Start by navigating to the Extensions tab in the bottom-left corner, and enable the "Multiple-instance Learning" extension.
A new icon will appear in the left-hand toolbar. Use this button to open the MIL widget. Models can be loaded by clicking the "Load MIL model" button, with "File -> Load MIL Model...", or by dragging-and-dropping an MIL model folder onto the window.
Information about the feature extractor and MIL model will be shown in the toolbar. MIL model architecture and hyperparameters can be viewed by clicking the "HP" button. Click "Predict Slide" to generate a whole-slide prediction. If applicable, attention will be displayed as a heatmap. The heatmap color and display can be customized in the Heatmap widget.
MIL Training Enhancements
Several changes in the MIL training process have been made to improve the user experience and facilitate deployment of trained MIL models on new slides.
Rebuilding feature extractors used for MIL
One of the previous challenges with MIL models was the reliance on generated feature "bags", even for model evaluation.
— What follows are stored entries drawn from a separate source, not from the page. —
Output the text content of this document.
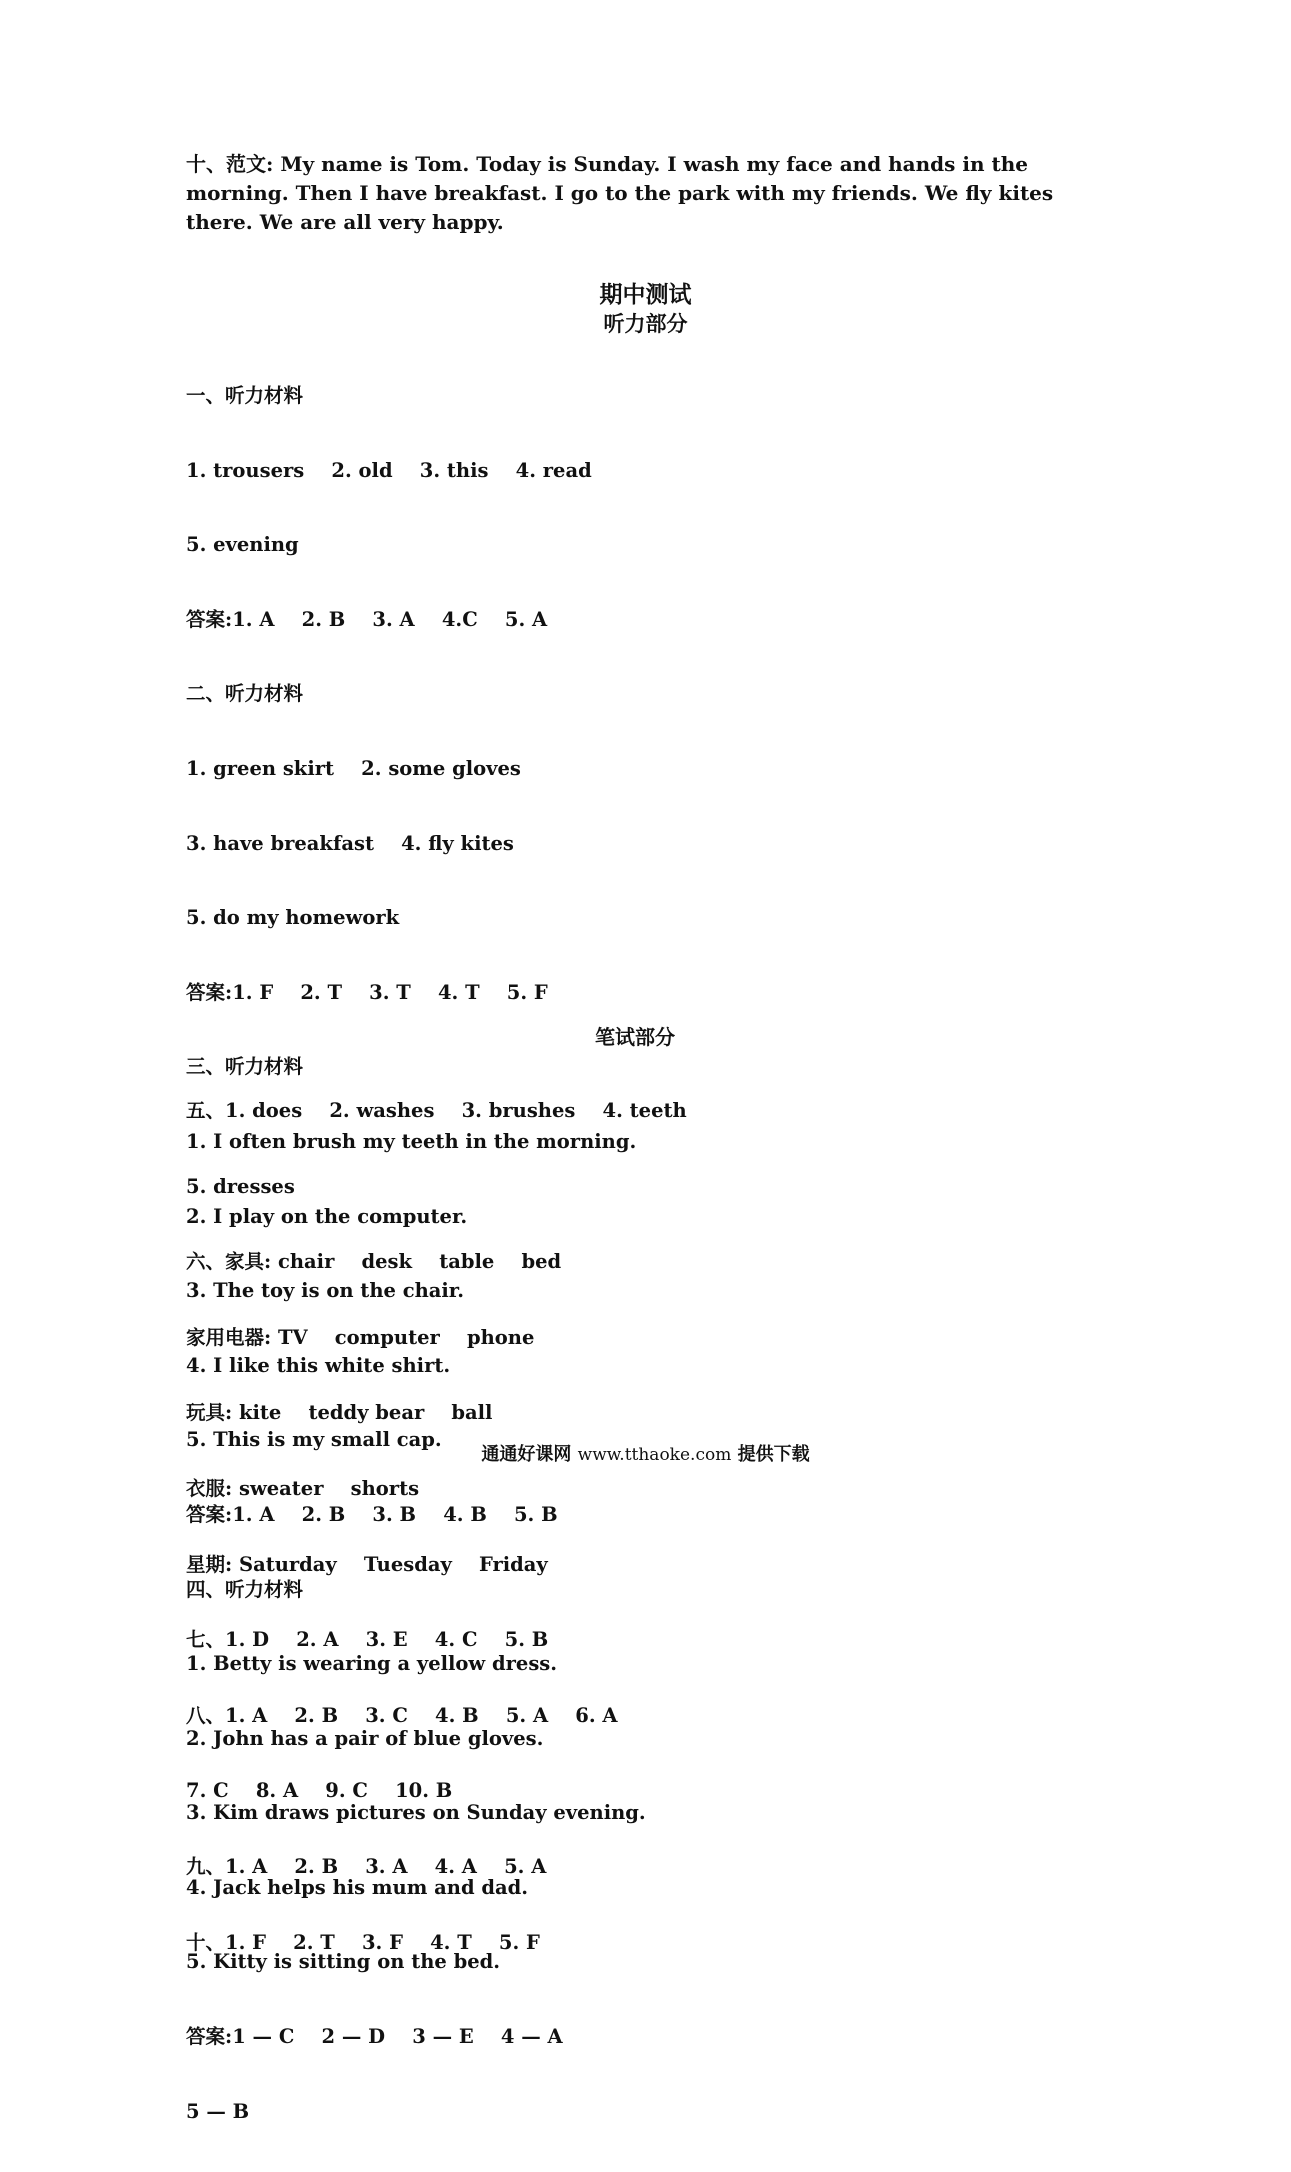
十、范文: My name is Tom. Today is Sunday. I wash my face and hands in the morning. Then I have breakfast. I go to the park with my friends. We fly kites there. We are all very happy.
期中测试
听力部分

一、听力材料

1. trousers    2. old    3. this    4. read

5. evening

答案:1. A    2. B    3. A    4.C    5. A

二、听力材料

1. green skirt    2. some gloves

3. have breakfast    4. fly kites

5. do my homework

答案:1. F    2. T    3. T    4. T    5. F

三、听力材料

1. I often brush my teeth in the morning.

2. I play on the computer.

3. The toy is on the chair.

4. I like this white shirt.

5. This is my small cap.

答案:1. A    2. B    3. B    4. B    5. B

四、听力材料

1. Betty is wearing a yellow dress.

2. John has a pair of blue gloves.

3. Kim draws pictures on Sunday evening.

4. Jack helps his mum and dad.

5. Kitty is sitting on the bed.

答案:1 — C    2 — D    3 — E    4 — A

5 — B

笔试部分

五、1. does    2. washes    3. brushes    4. teeth

5. dresses

六、家具: chair    desk    table    bed

家用电器: TV    computer    phone

玩具: kite    teddy bear    ball

衣服: sweater    shorts

星期: Saturday    Tuesday    Friday

七、1. D    2. A    3. E    4. C    5. B

八、1. A    2. B    3. C    4. B    5. A    6. A

7. C    8. A    9. C    10. B

九、1. A    2. B    3. A    4. A    5. A

十、1. F    2. T    3. F    4. T    5. F

通通好课网 www.tthaoke.com 提供下载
Slideflow now includes tools to generate predictions from MIL models without manually generating feature bags, greatly simplifying evaluation and single-slide testing.
When image tile features are calculated and exported for a dataset (either with Project.generate_feature_bags()
or DatasetFeatures.to_torch()
), the feature extractor configuration is now saved as bags_config.json
in the same directory as the exported feature bags. This configuration file contains all information necessary for rebuilding the feature extractor. An example file is shown below.
{
"extractor": {
"class": "slideflow.model.extractors.retccl.RetCCLFeatures",
"kwargs": {
"center_crop": true
}
},
"normalizer": {
"method": "macenko",
"fit": {
"stain_matrix_target": [
[
0.5062568187713623,
0.22186939418315887
],
[
0.7532230615615845,
0.8652154803276062
],
[
0.4069173336029053,
0.42241501808166504
]
],
"target_concentrations": [
1.7656903266906738,
1.2797492742538452
]
}
},
"num_features": 2048,
"tile_px": 299,
"tile_um": 302
}
The feature extractor can then be rebuilt with sf.model.rebuild_extractor()
:
from slideflow.model.extractors import rebuild_extractor
# Recreate the feature extractor
# and stain normalizer, if applicable
extractor, normalizer = rebuild_extractor("/path/to/bags_config.json")
Single-slide predictions, without feature bags
The new sf.mil.predict_slide()
function allows you to generate a whole-slide prediction (and attention heatmap) from a saved MIL model, without requiring the user to manually generate feature bags.
This is accomplished by including feature extraction information in the mil_params.json
file stored in MIL model folders. When performing single-slide inference, Slideflow will automatically rebuild the feature extractor, calculate features for all tiles in the given slide, and pass these features to the loaded MIL model.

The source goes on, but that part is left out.